In just 15 minutes, the workshop generated a ton of valuable ideas. We took pictures of the post-its and digitized them into a Miro board so the brainstorming and prioritization could continue well after the meetup.

And now for a break (out session)

Following the presentations, our company turned to smaller department breakout sessions. This was an opportunity to dive deep into department-specific topics and presentations.

When planning this time, I considered how the team might be feeling after a full day of presentations. I was also curious about what was on the product team's collective mind—did any of the presentations prompt new ideas? Were there any additional topics to consider?

To facilitate discussion, I turned to a favorite meeting tool of mine: lean coffee. It's a simple discussion format that creates a level playing field to prioritize and discuss topics anyone can suggest. We set up several large pieces of butcher paper labeled Topics, Discussing, and Discussed. Team members had a chance to reflect and add sticky notes for consideration to the Topics page, and then we voted on the order of discussion for the rest of our time.

The result was a solid hour and a half of team bonding and deep discussion! The intentionally organic format helped cultivate healthy and valuable conversations that would have been challenging to create space for otherwise.

A lean coffee template by Miro

From presenter to participant

Leading and participating are like two sides of the same coin: they inform and support one another, and balance is vital.

When you have the opportunity to lead a presentation or discussion, energizing and aligning around opportunities and approaches can result in more effective participation. Shifting into a participation mindset requires a lot of listening and observing. How are team members reacting to your presentation? To others' presentations? In addition to what they say, what do the body language and tone of others convey?  

Asking these questions helps connect the dots across presentations and topics and leads to broader discussions with team members. It also helps uncover what resonates (and what doesn't) while considering different approaches and styles.

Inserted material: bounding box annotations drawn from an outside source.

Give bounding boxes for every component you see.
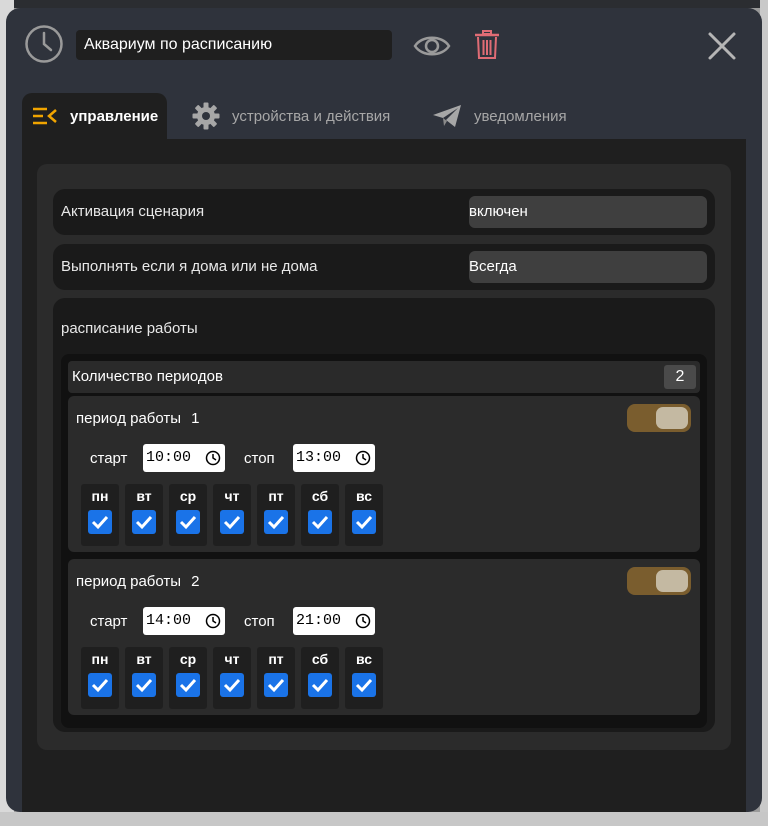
day-column: ср <box>169 647 207 709</box>
trash-icon[interactable] <box>474 30 500 60</box>
tab-label: управление <box>70 107 159 125</box>
eye-icon[interactable] <box>412 32 452 60</box>
day-column: сб <box>301 484 339 546</box>
activation-label: Активация сценария <box>61 203 205 220</box>
day-checkbox[interactable] <box>220 510 244 534</box>
day-column: ср <box>169 484 207 546</box>
time-picker-icon[interactable] <box>205 450 221 466</box>
time-picker-icon[interactable] <box>205 613 221 629</box>
day-column: пн <box>81 484 119 546</box>
tab-bar: управление устройства и действия уведомл… <box>22 93 762 139</box>
period-number: 1 <box>191 410 200 427</box>
settings-panel: Активация сценария включен Выполнять есл… <box>37 164 731 750</box>
day-column: сб <box>301 647 339 709</box>
day-checkbox[interactable] <box>132 673 156 697</box>
stop-label: стоп <box>244 613 275 630</box>
paper-plane-icon <box>433 105 461 127</box>
tab-notifications[interactable]: уведомления <box>432 93 567 139</box>
day-column: пн <box>81 647 119 709</box>
day-checkbox[interactable] <box>88 510 112 534</box>
day-checkbox[interactable] <box>88 673 112 697</box>
day-checkbox[interactable] <box>264 510 288 534</box>
day-checkbox[interactable] <box>176 510 200 534</box>
tab-label: уведомления <box>474 107 567 125</box>
day-label: сб <box>311 651 329 667</box>
day-column: чт <box>213 484 251 546</box>
start-time-input[interactable]: 10:00 <box>143 444 225 472</box>
day-column: пт <box>257 647 295 709</box>
menu-collapse-icon <box>33 107 57 125</box>
day-checkbox[interactable] <box>308 510 332 534</box>
start-label: старт <box>90 450 128 467</box>
toggle-knob <box>656 407 688 429</box>
day-column: вс <box>345 484 383 546</box>
schedule-section: расписание работы Количество периодов 2 … <box>53 298 715 732</box>
day-label: пт <box>268 488 284 504</box>
day-checkbox[interactable] <box>176 673 200 697</box>
day-checkbox[interactable] <box>132 510 156 534</box>
tab-devices-actions[interactable]: устройства и действия <box>192 93 390 139</box>
stop-label: стоп <box>244 450 275 467</box>
day-label: чт <box>224 651 240 667</box>
day-label: ср <box>179 651 197 667</box>
day-label: чт <box>224 488 240 504</box>
day-checkbox[interactable] <box>264 673 288 697</box>
period-enable-toggle[interactable] <box>627 404 691 432</box>
stop-time-input[interactable]: 13:00 <box>293 444 375 472</box>
period-count-input[interactable]: 2 <box>664 365 696 389</box>
day-label: вс <box>355 488 373 504</box>
period-card: период работы1 старт 10:00 стоп 13:00 п <box>68 396 700 552</box>
start-label: старт <box>90 613 128 630</box>
day-label: вт <box>136 488 152 504</box>
period-count-label: Количество периодов <box>72 368 223 385</box>
time-picker-icon[interactable] <box>355 613 371 629</box>
presence-row: Выполнять если я дома или не дома Всегда <box>53 244 715 290</box>
stop-time-input[interactable]: 21:00 <box>293 607 375 635</box>
schedule-label: расписание работы <box>61 320 198 337</box>
day-checkbox[interactable] <box>352 510 376 534</box>
tab-label: устройства и действия <box>232 107 391 125</box>
periods-container: Количество периодов 2 период работы 1 ста… <box>61 354 707 728</box>
day-column: пт <box>257 484 295 546</box>
presence-select[interactable]: Всегда <box>469 251 707 283</box>
day-checkbox[interactable] <box>308 673 332 697</box>
day-label: вт <box>136 651 152 667</box>
tab-control[interactable]: управление <box>22 93 167 139</box>
day-column: вт <box>125 647 163 709</box>
day-column: чт <box>213 647 251 709</box>
period-card: период работы2 старт 14:00 стоп 21:00 п <box>68 559 700 715</box>
period-number: 2 <box>191 573 200 590</box>
presence-label: Выполнять если я дома или не дома <box>61 258 318 275</box>
scenario-modal: управление устройства и действия <box>6 8 762 812</box>
period-enable-toggle[interactable] <box>627 567 691 595</box>
close-icon[interactable] <box>706 30 738 62</box>
tab-content: Активация сценария включен Выполнять есл… <box>22 139 746 812</box>
activation-select[interactable]: включен <box>469 196 707 228</box>
clock-icon <box>25 25 63 63</box>
day-label: пт <box>268 651 284 667</box>
day-checkbox[interactable] <box>220 673 244 697</box>
period-title: период работы 2 <box>76 573 200 590</box>
scenario-name-input[interactable] <box>76 30 392 60</box>
day-label: пн <box>91 488 109 504</box>
day-label: пн <box>91 651 109 667</box>
day-label: вс <box>355 651 373 667</box>
period-count-row: Количество периодов 2 <box>68 361 700 393</box>
time-picker-icon[interactable] <box>355 450 371 466</box>
period-title: период работы 1 <box>76 410 200 427</box>
background-topbar <box>0 0 768 8</box>
gear-icon <box>192 102 220 130</box>
background-bottom <box>0 812 768 826</box>
day-checkbox[interactable] <box>352 673 376 697</box>
activation-row: Активация сценария включен <box>53 189 715 235</box>
start-time-input[interactable]: 14:00 <box>143 607 225 635</box>
day-label: ср <box>179 488 197 504</box>
day-column: вс <box>345 647 383 709</box>
day-label: сб <box>311 488 329 504</box>
day-column: вт <box>125 484 163 546</box>
toggle-knob <box>656 570 688 592</box>
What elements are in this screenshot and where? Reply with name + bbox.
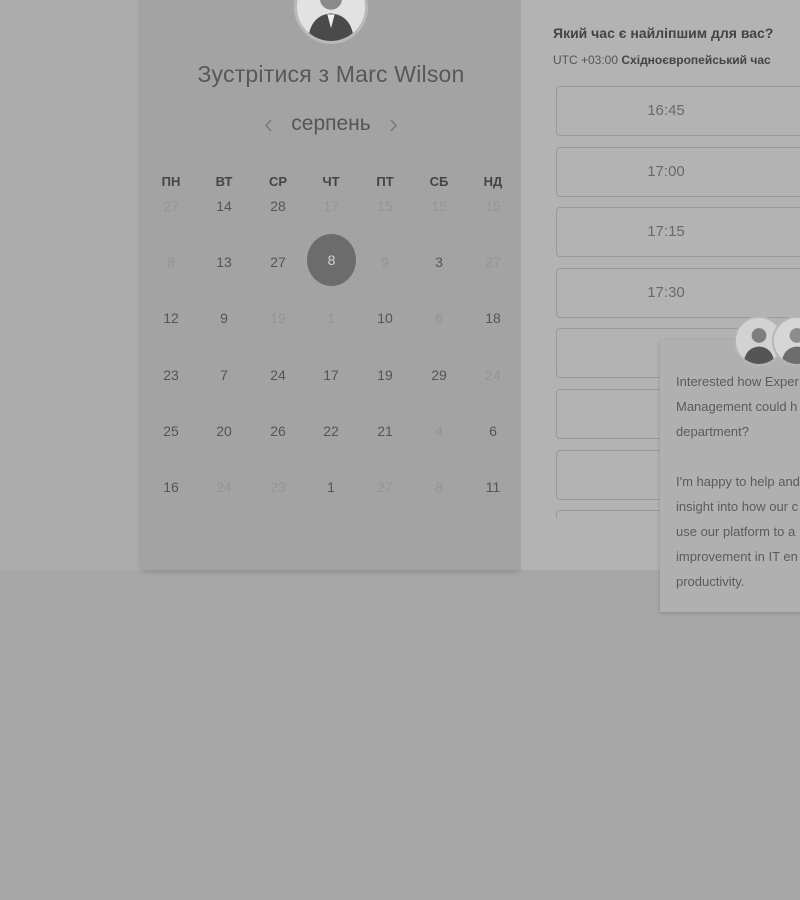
calendar-day-disabled: 15 [377, 198, 393, 214]
calendar-day[interactable]: 21 [367, 421, 403, 441]
calendar-day-disabled: 1 [327, 310, 335, 326]
calendar-day[interactable]: 22 [313, 421, 349, 441]
calendar-day-disabled: 27 [163, 198, 179, 214]
calendar-day[interactable]: 10 [367, 308, 403, 328]
weekday-header: ПН [161, 174, 181, 189]
weekday-header: ЧТ [322, 174, 340, 189]
calendar-day[interactable]: 9 [206, 308, 242, 328]
calendar-day-disabled: 27 [485, 254, 501, 270]
time-slot-button[interactable]: 17:00 [556, 146, 800, 197]
calendar-day-disabled: 23 [270, 479, 286, 495]
weekday-header: СБ [429, 174, 449, 189]
time-slot-button[interactable]: 16:45 [556, 86, 800, 136]
time-slot-button[interactable]: 17:30 [556, 267, 800, 318]
chat-message-line: I'm happy to help and [676, 474, 800, 489]
calendar-day[interactable]: 25 [153, 421, 189, 441]
calendar-day[interactable]: 26 [260, 421, 296, 441]
weekday-header: ВТ [215, 174, 233, 189]
calendar-day-disabled: 15 [431, 198, 447, 214]
calendar-day[interactable]: 3 [421, 252, 457, 272]
calendar-day[interactable]: 27 [260, 252, 296, 272]
weekday-header: СР [268, 174, 288, 189]
calendar-day-disabled: 24 [216, 479, 232, 495]
calendar-day[interactable]: 16 [153, 477, 189, 497]
calendar-day[interactable]: 1 [313, 477, 349, 497]
calendar-day-disabled: 24 [485, 367, 501, 383]
calendar-day[interactable]: 28 [260, 196, 296, 216]
chat-message-line: insight into how our c [676, 499, 799, 514]
calendar-day[interactable]: 11 [475, 477, 511, 497]
chat-message-line: Interested how Exper [676, 374, 799, 389]
calendar-day[interactable]: 29 [421, 365, 457, 385]
calendar-day-disabled: 8 [435, 479, 443, 495]
calendar-day-disabled: 19 [270, 310, 286, 326]
calendar-day-disabled: 15 [485, 198, 501, 214]
calendar-day[interactable]: 13 [206, 252, 242, 272]
time-slot-button[interactable]: 17:15 [556, 207, 800, 258]
weekday-header: НД [483, 174, 503, 189]
chat-popup[interactable]: Interested how Exper Management could h de… [660, 340, 800, 612]
chat-message-line: productivity. [676, 574, 745, 589]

Presentations are only a starting point

While the presentations required the bulk of my focus, my most important role was connecting with everyone on our team. The presentations provided space for deeper consideration and cross-team collaboration that helped us build rapport and trust that will last for some time.

This kind of relationship-building is the ultimate goal of a team meetup.

Our people ops team deliberately organized our time in Chamonix to give us a day of work (presentations and breakout sessions) and a day of play (a wonderful trip to the mountain and other activities). This way, we could focus on work mode during day one and switch mindsets on day two to truly get to know each other.

Making our way up Mont Blanc on the world's highest vertical ascent cable car

The relationships we cultivated during our meetup will fuel our collective minds and energize our team, and we'll use the ideas, feedback, and discussions to build the future of Float!